Thursday 22 March 2012

People We Lost

"Friendship is a slow ripening fruit." (Aristotle)

It's hard to lose things. And it's hardest to lose people. But at some points in life it is unavoidable, either naturally or intentionally. 

I lost my dearest uncle when I was 22, after 5 years of fight with cancer. Although we all wanted to keep him alive as long as we (or he) could, we also knew that it was better for him to go. There was no more pain. For him, and for me, for all of us. I cried at every visit to the hospital, and when he's gone, I cried like there was no tomorrow, but then I knew I won't be crying again for him for the next 20 years. He's in a better place. 

I also realize that I am now in the verge of letting go some of my good friends because we have grown into someone different than we used to be and we also grow apart in the process. Our values, priorities, and experience change and that invisible thread that tied us together in the past slowly but surely unbinds. It's a sad thing, but it happens. At the end we only keep the very best of friends and the number would be a few, because this type of friendship is born, not made. It was written in our fate. With them, we are one soul dwelling in separate bodies.  

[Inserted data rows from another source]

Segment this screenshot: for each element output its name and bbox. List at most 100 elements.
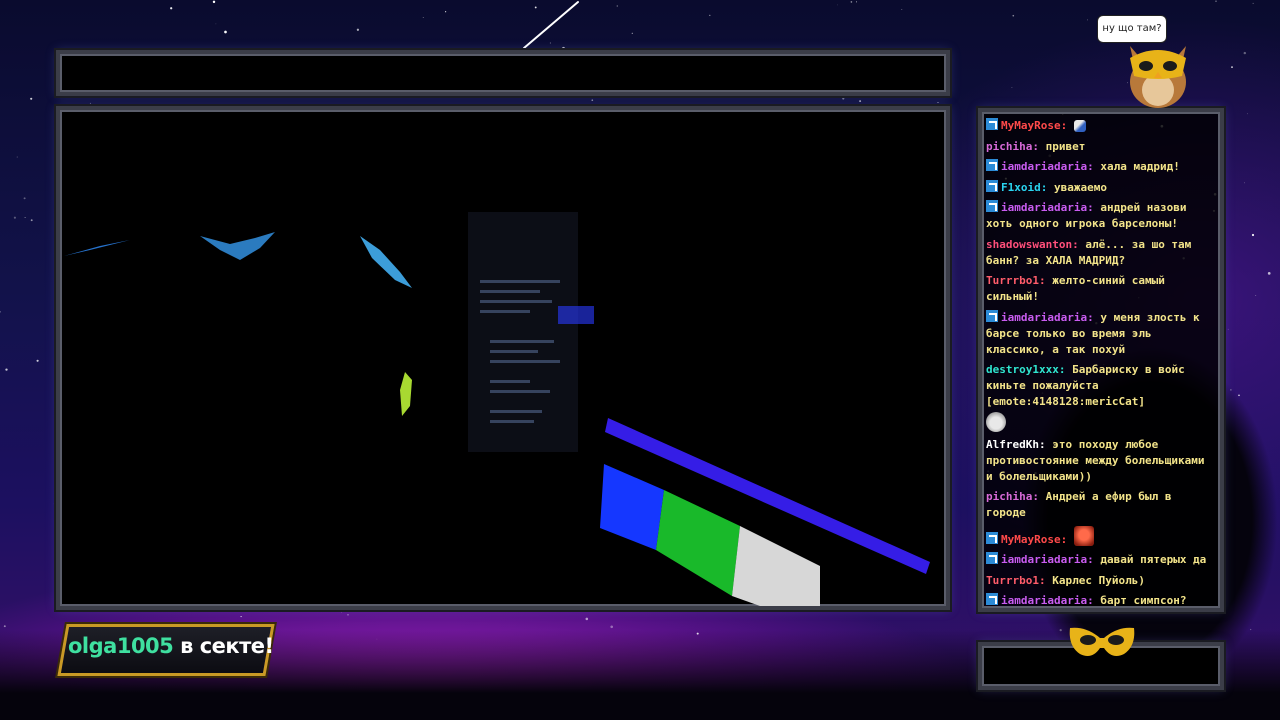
star (24, 217, 26, 219)
chat-username[interactable]: iamdariadaria (1001, 594, 1087, 607)
chat-username[interactable]: iamdariadaria (1001, 201, 1087, 214)
gold-mask-logo-icon (1069, 627, 1135, 656)
star (837, 4, 839, 6)
chat-username[interactable]: F1xoid (1001, 181, 1041, 194)
star (901, 8, 903, 10)
chat-separator: : (1040, 180, 1054, 194)
chat-message: pichiha: Андрей а ефир был в городе (986, 489, 1216, 521)
chat-text: давай пятерых да (1100, 553, 1207, 566)
chat-separator: : (1032, 139, 1046, 153)
chat-message: iamdariadaria: у меня злость к барсе тол… (986, 309, 1216, 358)
chat-message: iamdariadaria: барт симпсон? (986, 593, 1216, 608)
star (591, 99, 594, 102)
chat-username[interactable]: destroy1xxx (986, 363, 1059, 376)
chat-separator: : (1087, 201, 1101, 214)
chat-separator: : (1087, 594, 1101, 607)
chat-username[interactable]: AlfredKh (986, 438, 1039, 451)
chat-username[interactable]: shadowswanton (986, 238, 1072, 251)
chat-username[interactable]: pichiha (986, 490, 1032, 503)
star (30, 97, 33, 100)
chat-separator: : (1087, 310, 1101, 324)
subscriber-badge-icon (986, 309, 998, 322)
star (341, 611, 342, 613)
follower-name: olga1005 (68, 634, 174, 658)
chat-message: shadowswanton: алё... за шо там банн? за… (986, 237, 1216, 269)
chat-separator: : (1060, 532, 1074, 546)
video-scene (64, 212, 930, 606)
star (1243, 51, 1247, 55)
star (0, 311, 1, 313)
star (1215, 0, 1217, 2)
chat-separator: : (1087, 553, 1101, 566)
cat-emote (986, 412, 1006, 432)
chat-username[interactable]: iamdariadaria (1001, 311, 1087, 324)
star (616, 5, 618, 7)
star (224, 30, 227, 34)
chat-username[interactable]: pichiha (986, 140, 1032, 153)
star (13, 216, 16, 219)
chat-message: destroy1xxx: Барбариску в войс киньте по… (986, 362, 1216, 432)
pencil-emote (1073, 120, 1086, 132)
chat-separator: : (1058, 363, 1073, 376)
star (1247, 113, 1248, 115)
star (356, 28, 360, 31)
chat-message: Turrrbo1: Карлес Пуйоль) (986, 573, 1216, 589)
star (1252, 2, 1254, 4)
star (937, 102, 939, 103)
star (5, 368, 8, 371)
chat-text: привет (1045, 139, 1086, 153)
subscriber-badge-icon (986, 531, 998, 544)
chat-message: MyMayRose: (986, 525, 1216, 548)
star (859, 100, 862, 103)
star (855, 1, 858, 3)
star (36, 359, 39, 362)
star (610, 625, 614, 629)
star (1087, 19, 1088, 21)
chat-username[interactable]: Turrrbo1 (986, 574, 1039, 587)
chat-separator: : (1038, 573, 1053, 587)
star (585, 617, 589, 621)
chat-text: уважаемо (1054, 180, 1107, 194)
star (1244, 182, 1246, 184)
follower-alert-text: olga1005 в секте! (68, 634, 274, 658)
chat-separator: : (1038, 274, 1053, 287)
star (445, 11, 447, 13)
meteor-streak (523, 1, 579, 49)
star (16, 156, 18, 158)
chat-username[interactable]: iamdariadaria (1001, 553, 1087, 566)
star (842, 97, 845, 100)
chat-username[interactable]: Turrrbo1 (986, 274, 1039, 287)
chat-separator: : (1032, 490, 1046, 503)
star (1011, 87, 1013, 88)
subscriber-badge-icon (986, 200, 998, 212)
chat-username[interactable]: MyMayRose (1001, 533, 1061, 546)
chat-separator: : (1072, 237, 1086, 251)
chat-username[interactable]: iamdariadaria (1001, 160, 1087, 173)
subscriber-badge-icon (986, 593, 998, 605)
subscriber-badge-icon (986, 552, 998, 564)
chat-separator: : (1060, 119, 1074, 132)
chat-message: pichiha: привет (986, 139, 1216, 155)
chat-separator: : (1038, 437, 1053, 451)
star (1231, 66, 1233, 68)
star (240, 616, 242, 618)
star (23, 197, 26, 200)
stream-title-bar (54, 48, 952, 98)
star (347, 614, 349, 616)
chat-text: Карлес Пуйоль) (1052, 573, 1145, 587)
subscriber-badge-icon (986, 179, 998, 192)
star (3, 625, 6, 628)
chat-message: iamdariadaria: хала мадрид! (986, 159, 1216, 175)
star (709, 14, 711, 17)
chat-message: Turrrbo1: желто-синий самый сильный! (986, 273, 1216, 305)
chat-message: F1xoid: уважаемо (986, 179, 1216, 196)
face-emote (1073, 525, 1094, 546)
subscriber-badge-icon (986, 159, 998, 171)
chat-username[interactable]: MyMayRose (1001, 119, 1061, 132)
star (1012, 14, 1015, 17)
star (422, 17, 424, 18)
stream-video (54, 104, 952, 612)
follower-suffix: в секте! (173, 634, 274, 658)
chat-message: MyMayRose: (986, 118, 1216, 134)
chat-message: iamdariadaria: андрей назови хоть одного… (986, 200, 1216, 232)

In any case, losing people is God's way to tell us that sometimes people are better off without each other. And God always has a way of replacing what we lose, and it's always with better things. 

Tuesday 20 March 2012

Liabilities

A former colleague of mine, a guitar teacher, lost her husband yesterday afternoon. He had trouble breathing, she took him to the hospital, and by the time they got there he was already gone.

They were battling with his kidney failure for 7 years. I said they because she was there with him through every dialysis, months after months until it got to twice a week, fetched money from every resources available to keep her husband alive. She had to be the only breadwinner of the family, and as a guitar teacher, I can only imagine how frantic she must have felt when her husband's breath is as short as cash on hand. 

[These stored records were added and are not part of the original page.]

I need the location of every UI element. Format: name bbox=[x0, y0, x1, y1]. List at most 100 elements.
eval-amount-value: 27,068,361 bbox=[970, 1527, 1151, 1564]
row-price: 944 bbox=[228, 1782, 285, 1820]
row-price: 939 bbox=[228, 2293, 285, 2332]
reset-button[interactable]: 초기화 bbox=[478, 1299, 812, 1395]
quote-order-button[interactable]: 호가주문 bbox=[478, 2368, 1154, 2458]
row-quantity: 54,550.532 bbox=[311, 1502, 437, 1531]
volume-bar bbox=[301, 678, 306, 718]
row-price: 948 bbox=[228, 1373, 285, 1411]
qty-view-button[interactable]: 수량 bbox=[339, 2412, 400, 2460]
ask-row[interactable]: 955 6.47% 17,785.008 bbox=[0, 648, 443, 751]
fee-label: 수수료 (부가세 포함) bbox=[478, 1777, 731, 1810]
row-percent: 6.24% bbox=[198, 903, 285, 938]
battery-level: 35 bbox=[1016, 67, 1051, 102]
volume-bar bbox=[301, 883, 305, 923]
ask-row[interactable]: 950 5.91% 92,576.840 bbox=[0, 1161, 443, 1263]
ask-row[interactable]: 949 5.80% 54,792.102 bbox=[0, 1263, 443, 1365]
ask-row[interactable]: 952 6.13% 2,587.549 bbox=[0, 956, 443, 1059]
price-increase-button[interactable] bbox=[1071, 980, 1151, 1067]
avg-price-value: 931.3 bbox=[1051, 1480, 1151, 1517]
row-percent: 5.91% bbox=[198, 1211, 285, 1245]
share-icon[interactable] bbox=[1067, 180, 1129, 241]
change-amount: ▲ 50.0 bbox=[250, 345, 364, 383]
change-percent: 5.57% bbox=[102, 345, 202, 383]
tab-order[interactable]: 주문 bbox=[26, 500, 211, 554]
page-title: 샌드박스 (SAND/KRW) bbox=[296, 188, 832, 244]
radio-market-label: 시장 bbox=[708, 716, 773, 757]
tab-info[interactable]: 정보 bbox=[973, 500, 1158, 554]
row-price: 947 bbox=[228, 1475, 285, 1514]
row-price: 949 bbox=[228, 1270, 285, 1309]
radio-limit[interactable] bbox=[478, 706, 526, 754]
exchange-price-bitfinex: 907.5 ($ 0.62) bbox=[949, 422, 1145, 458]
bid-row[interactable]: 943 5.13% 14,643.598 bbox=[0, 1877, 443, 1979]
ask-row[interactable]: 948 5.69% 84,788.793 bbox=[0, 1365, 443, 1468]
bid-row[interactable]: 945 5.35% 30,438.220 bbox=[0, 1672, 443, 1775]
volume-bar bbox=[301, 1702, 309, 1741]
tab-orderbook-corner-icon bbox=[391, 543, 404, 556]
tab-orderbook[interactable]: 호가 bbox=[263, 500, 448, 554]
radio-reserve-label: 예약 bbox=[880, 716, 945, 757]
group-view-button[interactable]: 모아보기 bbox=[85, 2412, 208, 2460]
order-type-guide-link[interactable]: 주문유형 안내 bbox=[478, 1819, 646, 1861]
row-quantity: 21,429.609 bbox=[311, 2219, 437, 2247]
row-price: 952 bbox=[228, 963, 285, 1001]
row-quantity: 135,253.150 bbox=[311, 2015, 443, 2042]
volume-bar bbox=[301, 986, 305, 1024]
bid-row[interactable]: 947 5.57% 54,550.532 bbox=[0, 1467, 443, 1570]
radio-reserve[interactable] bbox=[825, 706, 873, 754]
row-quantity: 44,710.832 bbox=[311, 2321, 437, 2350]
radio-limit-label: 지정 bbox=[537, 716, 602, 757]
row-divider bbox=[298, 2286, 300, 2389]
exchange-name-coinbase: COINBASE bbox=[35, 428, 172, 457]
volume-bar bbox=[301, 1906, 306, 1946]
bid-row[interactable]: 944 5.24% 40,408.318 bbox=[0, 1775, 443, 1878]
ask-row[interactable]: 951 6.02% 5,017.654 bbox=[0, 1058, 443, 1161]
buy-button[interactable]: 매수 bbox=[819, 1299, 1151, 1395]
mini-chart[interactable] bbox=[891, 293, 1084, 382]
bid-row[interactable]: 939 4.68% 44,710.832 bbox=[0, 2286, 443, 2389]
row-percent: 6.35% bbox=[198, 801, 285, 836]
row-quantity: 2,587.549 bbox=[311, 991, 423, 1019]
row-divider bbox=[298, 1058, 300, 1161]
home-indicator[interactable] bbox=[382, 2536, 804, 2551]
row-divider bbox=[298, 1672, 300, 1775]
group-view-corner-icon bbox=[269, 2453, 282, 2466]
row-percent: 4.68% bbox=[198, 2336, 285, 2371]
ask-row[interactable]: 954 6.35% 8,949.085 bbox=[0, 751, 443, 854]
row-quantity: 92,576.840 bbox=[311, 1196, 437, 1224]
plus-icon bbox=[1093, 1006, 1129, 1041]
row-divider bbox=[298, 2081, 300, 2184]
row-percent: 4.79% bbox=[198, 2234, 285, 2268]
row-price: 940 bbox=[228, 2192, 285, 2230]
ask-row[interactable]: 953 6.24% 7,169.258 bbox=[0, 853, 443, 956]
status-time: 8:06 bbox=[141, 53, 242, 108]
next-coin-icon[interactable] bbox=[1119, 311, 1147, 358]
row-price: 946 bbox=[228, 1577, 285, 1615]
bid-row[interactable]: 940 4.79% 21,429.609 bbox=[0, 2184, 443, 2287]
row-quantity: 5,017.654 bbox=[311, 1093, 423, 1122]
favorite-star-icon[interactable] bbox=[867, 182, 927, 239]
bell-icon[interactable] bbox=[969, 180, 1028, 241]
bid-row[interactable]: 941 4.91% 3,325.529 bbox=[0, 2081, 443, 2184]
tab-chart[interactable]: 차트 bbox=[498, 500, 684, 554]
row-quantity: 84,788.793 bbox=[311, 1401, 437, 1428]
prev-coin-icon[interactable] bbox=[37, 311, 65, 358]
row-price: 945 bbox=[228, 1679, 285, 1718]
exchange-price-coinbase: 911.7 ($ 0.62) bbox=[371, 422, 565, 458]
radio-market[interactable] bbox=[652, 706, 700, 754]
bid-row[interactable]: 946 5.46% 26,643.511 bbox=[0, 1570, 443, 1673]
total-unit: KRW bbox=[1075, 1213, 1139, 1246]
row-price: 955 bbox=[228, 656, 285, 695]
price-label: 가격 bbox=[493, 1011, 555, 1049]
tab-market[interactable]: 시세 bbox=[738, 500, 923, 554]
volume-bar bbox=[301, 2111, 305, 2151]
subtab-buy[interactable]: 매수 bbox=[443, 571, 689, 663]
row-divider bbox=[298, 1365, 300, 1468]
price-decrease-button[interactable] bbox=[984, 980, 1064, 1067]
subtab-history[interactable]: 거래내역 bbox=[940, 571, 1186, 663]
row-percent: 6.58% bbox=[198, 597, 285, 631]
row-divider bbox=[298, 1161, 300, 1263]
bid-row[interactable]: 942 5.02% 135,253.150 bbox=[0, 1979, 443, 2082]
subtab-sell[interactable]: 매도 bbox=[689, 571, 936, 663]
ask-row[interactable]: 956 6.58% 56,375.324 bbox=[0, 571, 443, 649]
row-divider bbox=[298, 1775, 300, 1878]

When I learned about his passing, I felt sad for her, but in a way, I also felt somewhat relieved, because I know that now my friend can build her life again. Now she is free of all worries and sadness, and most of all, from the constant pain of seeing your loved one suffers. Sometimes being alone is better than all these. Loneliness can sometime add beauty to life. For one thing it teaches you of not taking things for granted. 

Thinking of her situation, I came to think that of all the liabilities we put up with every day, human beings can be the greatest source. Debts can be paid, but when it comes to our fellow mankind, these liabilities can last for as long as they live. It can be in the form of an illness, old age, or children with special needs, or people whose biggest enemy are themselves. And I know some great women in my life who hang in there even though their loved ones let them down. Like my friend. And mum. And my granny and my aunts. It never fails to amaze me how their love endures all, and give them the strength to wake up every morning and face another day.     

Friday 2 March 2012

Life on Stage

I've recently figured out why the so-called musicians or music teachers here don't go to concerts.

Being a classically-trained pianist, I was exposed to life on stage since I was a little. A year after I started my piano lessons my teachers started to enrol me to school concerts on regular basis, and that means go up on stage and perform for big audience approximately twice a year. In between there were performances for  peers which we called studio classes and home concerts. Although I hated it, I tried my best to survive and most of the time I managed quite all right. Later, of course, I found that I didn't hate it that much, but I'm just at my best when I'm behind the stage and if have to be on it, I prefer to share it with at least one other musician. Thus my love for chamber music playing.

Anyway, I found that many music teachers of today, to whom my resentment goes for not being more supportive towards classical music development, have not shared the same experience. Apparently they grew up as musicians in a different time period where their parents and teachers worship all things instant and stage performance is not part of their drill. Their thing is exam. Their aim is getting a piece of paper that states that they have passed a certain grade and so people (hopefully) believe that their abilities go in accordance with the result on paper. Every year they would take exam at higher level, and at a certain point, where there are no more available exams to be taken, they start teaching and stop learning because they've reached the pinnacle. Afterward, they stop performing and going to a performance. 

I see now that people who received the same trainings as mine are also people who love live concerts. Maybe because we're used to it, life on stage for us is always interesting. When we're not performing ourselves, we can relate to someone who goes out there and give his/her best shot. But then, for musicians who perform mostly for one person (called examiner) their whole life, a concert would probably be just another day in the music business.

I personally think it's a shame. There's so much one can learn by attending concerts, even if it is a bad one. (Of course, we must limit the intakes of bad concerts in our life.) For musicians, I think it's vital that every once in a while, we go and see and listen to a live performance. There are so many sensations which you couldn't get from recorded performance, no matter how perfect it is, and those will sharpen our senses and imaginations. Great performances can even be very inspiring and life-changing.  

But just like everything else, life on stage isn't for everybody, which makes me realize that as a teacher, I have to get my kids to love this kind of life because it's essential for their progress as musicians. Also as human beings, I believe. Their life will be richer, even if they don't choose music as their main profession.